Offen ist noch, ob die Menüs von einem Caterer kommen oder in einer der Lernküchen der Europastadt gekocht werden können. Bereits Anfang kommenden Jahres soll das Angebot starten. Maximal 16 Plätze könne man in den Modulräumen dafür anbieten, so Knaak.
Mehr aus der Region
- Gewalttat? Schwerverletzer Mann stellt Polizei in Geesthacht vor Rätsel
- Feuerwehr Lauenburg: Schiff in Lauenburger Marina ausgebrannt –100.000 Euro Schaden
- Krankenhaus Geesthacht: Petition zur Rettung der Geburtshilfestation
Zwar gibt es einen Mittagstisch in Schulen und Kitas, der für bedürftige Familien sogar kostenfrei ist. Sie reichen einen entsprechenden Gutschein des Bildungs- und Teilhabepakets beim jeweiligen Anbieter ein. Die Kinder „bezahlen“ ihr Essen dann einheitlich per Chipkarte – egal ob das Kartenkonto von den Eltern oder vom Amt aufgeladen wurde. „Das funktioniert diskriminierungsfrei“, sagt Knaak. Trotzdem weiß sie von Eltern, die sich schämen, den Antrag zu stellen. Besonders Eltern mit Migrationshintergrund würden zudem das System nicht verstehen.
„Wer jeden Cent umdrehen muss, hat keine 20 Euro übrig“
An zwei Tagen, jeweils von 12 bis 14 Uhr, soll es das Angebot geben, das neben dem Mittagstische eine Hausaufgabenbetreuung durch ehrenamtliche Helfer vorsieht. Die gibt es auch in den Angeboten der Offenen Ganztagsschulen der Europastadt, doch anders als beim Mittagstisch ist dieses Angebot nicht kostenfrei. „Eltern können dafür die 15 Euro für soziale Teilhabe aus dem Bildungs- und Teilhabepaket nutzen“, sagt Julia Dieckmann, Leiterin der OGS Sonnenhus an der Grund- und Gemeinschaftsschule.
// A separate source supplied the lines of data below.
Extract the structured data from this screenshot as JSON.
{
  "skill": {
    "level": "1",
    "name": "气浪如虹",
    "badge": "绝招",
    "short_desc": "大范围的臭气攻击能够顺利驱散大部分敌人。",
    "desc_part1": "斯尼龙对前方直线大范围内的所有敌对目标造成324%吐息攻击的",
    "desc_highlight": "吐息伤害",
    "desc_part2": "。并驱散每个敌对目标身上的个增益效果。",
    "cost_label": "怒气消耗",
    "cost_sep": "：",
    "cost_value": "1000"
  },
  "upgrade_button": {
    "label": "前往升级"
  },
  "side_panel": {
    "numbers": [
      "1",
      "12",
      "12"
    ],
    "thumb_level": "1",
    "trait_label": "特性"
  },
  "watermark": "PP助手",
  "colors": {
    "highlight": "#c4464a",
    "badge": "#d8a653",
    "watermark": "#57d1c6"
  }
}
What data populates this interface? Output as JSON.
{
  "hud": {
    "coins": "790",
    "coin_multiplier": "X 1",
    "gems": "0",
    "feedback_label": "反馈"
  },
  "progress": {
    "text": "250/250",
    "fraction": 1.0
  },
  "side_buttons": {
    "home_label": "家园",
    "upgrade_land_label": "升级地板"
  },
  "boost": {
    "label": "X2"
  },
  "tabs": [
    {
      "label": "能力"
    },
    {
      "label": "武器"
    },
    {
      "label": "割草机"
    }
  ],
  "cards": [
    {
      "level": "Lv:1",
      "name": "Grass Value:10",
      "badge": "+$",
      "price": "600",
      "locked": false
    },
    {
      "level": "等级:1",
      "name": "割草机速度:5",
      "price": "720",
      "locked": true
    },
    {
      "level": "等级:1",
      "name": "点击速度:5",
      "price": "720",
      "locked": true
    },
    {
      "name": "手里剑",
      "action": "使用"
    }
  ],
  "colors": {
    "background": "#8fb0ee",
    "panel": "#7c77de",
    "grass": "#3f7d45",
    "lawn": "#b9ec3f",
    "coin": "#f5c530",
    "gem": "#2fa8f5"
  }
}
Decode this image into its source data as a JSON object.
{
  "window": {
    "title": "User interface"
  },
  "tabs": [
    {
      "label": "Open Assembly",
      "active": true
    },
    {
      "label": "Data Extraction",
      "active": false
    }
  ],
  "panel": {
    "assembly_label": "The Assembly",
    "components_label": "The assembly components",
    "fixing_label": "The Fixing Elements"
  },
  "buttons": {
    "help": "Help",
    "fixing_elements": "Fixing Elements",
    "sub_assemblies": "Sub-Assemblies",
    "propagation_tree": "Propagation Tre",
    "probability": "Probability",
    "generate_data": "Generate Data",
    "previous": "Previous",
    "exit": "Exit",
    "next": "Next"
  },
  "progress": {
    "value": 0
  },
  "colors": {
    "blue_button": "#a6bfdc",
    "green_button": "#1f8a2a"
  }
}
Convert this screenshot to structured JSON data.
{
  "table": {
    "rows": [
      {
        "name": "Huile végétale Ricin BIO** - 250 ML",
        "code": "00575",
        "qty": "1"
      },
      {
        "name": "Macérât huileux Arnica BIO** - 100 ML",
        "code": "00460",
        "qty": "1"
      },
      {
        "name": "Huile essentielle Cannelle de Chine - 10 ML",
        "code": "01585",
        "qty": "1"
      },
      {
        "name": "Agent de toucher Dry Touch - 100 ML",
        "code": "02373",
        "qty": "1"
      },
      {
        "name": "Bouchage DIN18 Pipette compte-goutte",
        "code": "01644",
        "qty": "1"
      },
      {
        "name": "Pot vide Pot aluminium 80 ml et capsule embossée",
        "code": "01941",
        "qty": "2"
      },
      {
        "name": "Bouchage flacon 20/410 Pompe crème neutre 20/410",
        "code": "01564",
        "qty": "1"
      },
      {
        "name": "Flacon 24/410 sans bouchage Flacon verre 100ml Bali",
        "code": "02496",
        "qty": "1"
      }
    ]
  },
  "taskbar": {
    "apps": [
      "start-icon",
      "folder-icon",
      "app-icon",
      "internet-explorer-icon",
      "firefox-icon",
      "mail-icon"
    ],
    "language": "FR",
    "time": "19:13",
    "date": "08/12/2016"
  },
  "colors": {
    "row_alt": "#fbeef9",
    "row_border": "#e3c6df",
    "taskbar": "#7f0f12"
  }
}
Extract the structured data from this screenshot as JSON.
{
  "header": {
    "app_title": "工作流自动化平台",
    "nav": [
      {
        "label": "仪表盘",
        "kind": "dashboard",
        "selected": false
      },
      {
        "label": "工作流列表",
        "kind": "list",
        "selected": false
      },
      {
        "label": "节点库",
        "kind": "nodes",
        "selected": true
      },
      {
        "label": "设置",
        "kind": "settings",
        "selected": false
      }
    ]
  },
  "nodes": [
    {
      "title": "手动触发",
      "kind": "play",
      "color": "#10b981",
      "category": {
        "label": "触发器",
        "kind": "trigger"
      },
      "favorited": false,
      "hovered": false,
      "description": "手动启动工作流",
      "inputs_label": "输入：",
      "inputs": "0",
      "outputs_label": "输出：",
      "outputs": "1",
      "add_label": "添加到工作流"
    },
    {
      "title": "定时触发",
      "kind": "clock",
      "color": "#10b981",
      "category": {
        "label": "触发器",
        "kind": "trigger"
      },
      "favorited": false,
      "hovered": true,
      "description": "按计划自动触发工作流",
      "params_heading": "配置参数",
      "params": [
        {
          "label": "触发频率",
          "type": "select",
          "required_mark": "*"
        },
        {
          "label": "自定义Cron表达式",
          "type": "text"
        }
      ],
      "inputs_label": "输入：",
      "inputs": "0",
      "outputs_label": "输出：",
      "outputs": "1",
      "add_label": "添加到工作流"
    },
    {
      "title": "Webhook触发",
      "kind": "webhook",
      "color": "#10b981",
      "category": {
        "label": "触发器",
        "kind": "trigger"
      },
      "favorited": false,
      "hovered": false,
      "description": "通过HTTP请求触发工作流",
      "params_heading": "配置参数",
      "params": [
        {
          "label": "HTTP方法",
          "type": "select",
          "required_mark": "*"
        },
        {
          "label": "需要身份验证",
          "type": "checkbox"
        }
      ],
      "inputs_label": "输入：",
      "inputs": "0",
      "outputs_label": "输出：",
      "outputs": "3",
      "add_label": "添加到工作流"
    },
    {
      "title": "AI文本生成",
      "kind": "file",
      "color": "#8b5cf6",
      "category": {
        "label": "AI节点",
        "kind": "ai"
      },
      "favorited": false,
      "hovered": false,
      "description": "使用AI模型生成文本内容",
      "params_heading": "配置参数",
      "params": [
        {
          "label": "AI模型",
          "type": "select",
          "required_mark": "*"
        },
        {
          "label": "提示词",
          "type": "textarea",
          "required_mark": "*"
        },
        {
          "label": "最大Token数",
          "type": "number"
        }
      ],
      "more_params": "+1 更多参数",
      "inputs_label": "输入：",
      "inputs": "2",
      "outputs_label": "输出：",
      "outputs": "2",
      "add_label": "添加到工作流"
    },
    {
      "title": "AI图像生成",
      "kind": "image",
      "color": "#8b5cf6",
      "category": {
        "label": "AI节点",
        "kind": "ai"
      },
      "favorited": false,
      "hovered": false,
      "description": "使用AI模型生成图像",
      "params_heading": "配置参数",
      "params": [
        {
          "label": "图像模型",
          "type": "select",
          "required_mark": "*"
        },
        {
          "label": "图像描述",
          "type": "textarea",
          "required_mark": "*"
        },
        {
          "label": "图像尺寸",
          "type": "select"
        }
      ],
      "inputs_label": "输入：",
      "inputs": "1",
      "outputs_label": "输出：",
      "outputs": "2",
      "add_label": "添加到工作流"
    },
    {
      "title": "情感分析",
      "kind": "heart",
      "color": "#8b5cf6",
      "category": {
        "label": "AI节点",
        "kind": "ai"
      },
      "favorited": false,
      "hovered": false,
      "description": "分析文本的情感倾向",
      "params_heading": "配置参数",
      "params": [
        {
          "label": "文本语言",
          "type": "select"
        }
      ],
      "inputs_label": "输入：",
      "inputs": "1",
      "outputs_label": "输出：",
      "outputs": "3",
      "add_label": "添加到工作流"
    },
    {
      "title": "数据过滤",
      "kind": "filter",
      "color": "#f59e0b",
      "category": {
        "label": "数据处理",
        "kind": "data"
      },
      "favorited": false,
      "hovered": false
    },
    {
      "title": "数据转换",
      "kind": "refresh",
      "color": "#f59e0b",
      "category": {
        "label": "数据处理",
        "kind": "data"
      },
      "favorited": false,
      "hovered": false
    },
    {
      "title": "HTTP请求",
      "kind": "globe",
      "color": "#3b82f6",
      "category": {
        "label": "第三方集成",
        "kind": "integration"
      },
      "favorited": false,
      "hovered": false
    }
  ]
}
Weitere 15 Euro kämen von der Stadt, sodass für die Eltern nur noch ein Restbetrag von 20 Euro pro Monat bleibe, so Dieckmann. „Wer jeden Cent umdrehen muss, hat keine 20 Euro übrig“, rechtfertigt Knaak das Tafelangebot. Neu ist es nicht: In Lüneburg und Neumünster gibt es bereits Kinder- und Jugendtafeln.
Mit einem Container fing vor 20 Jahren alles an: Neben dem DRK-Zentrum an der Bismarckstraße wurden im September 2004 erstmals Lebensmittel verteilt. Mittlerweile versorgt die Schwarzenbeker Tafel, die zum DRK-Ortsverein gehört, 330 Menschen mit Lebensmitteln – Tendenz steigend.
Seit Kurzem können sich nach einem Hinweis aus der Stadtverwaltung auch Menschen ohne Wohnsitz bei der Tafel mit Lebensmitteln eindecken. „Dabei handelt es sich um Menschen, die in den Notunterkünften der Stadt leben“, sagt Knaak. Hinzu kommen Sonderlösungen, etwa für die Bewohnerinnen des Frauenhauses.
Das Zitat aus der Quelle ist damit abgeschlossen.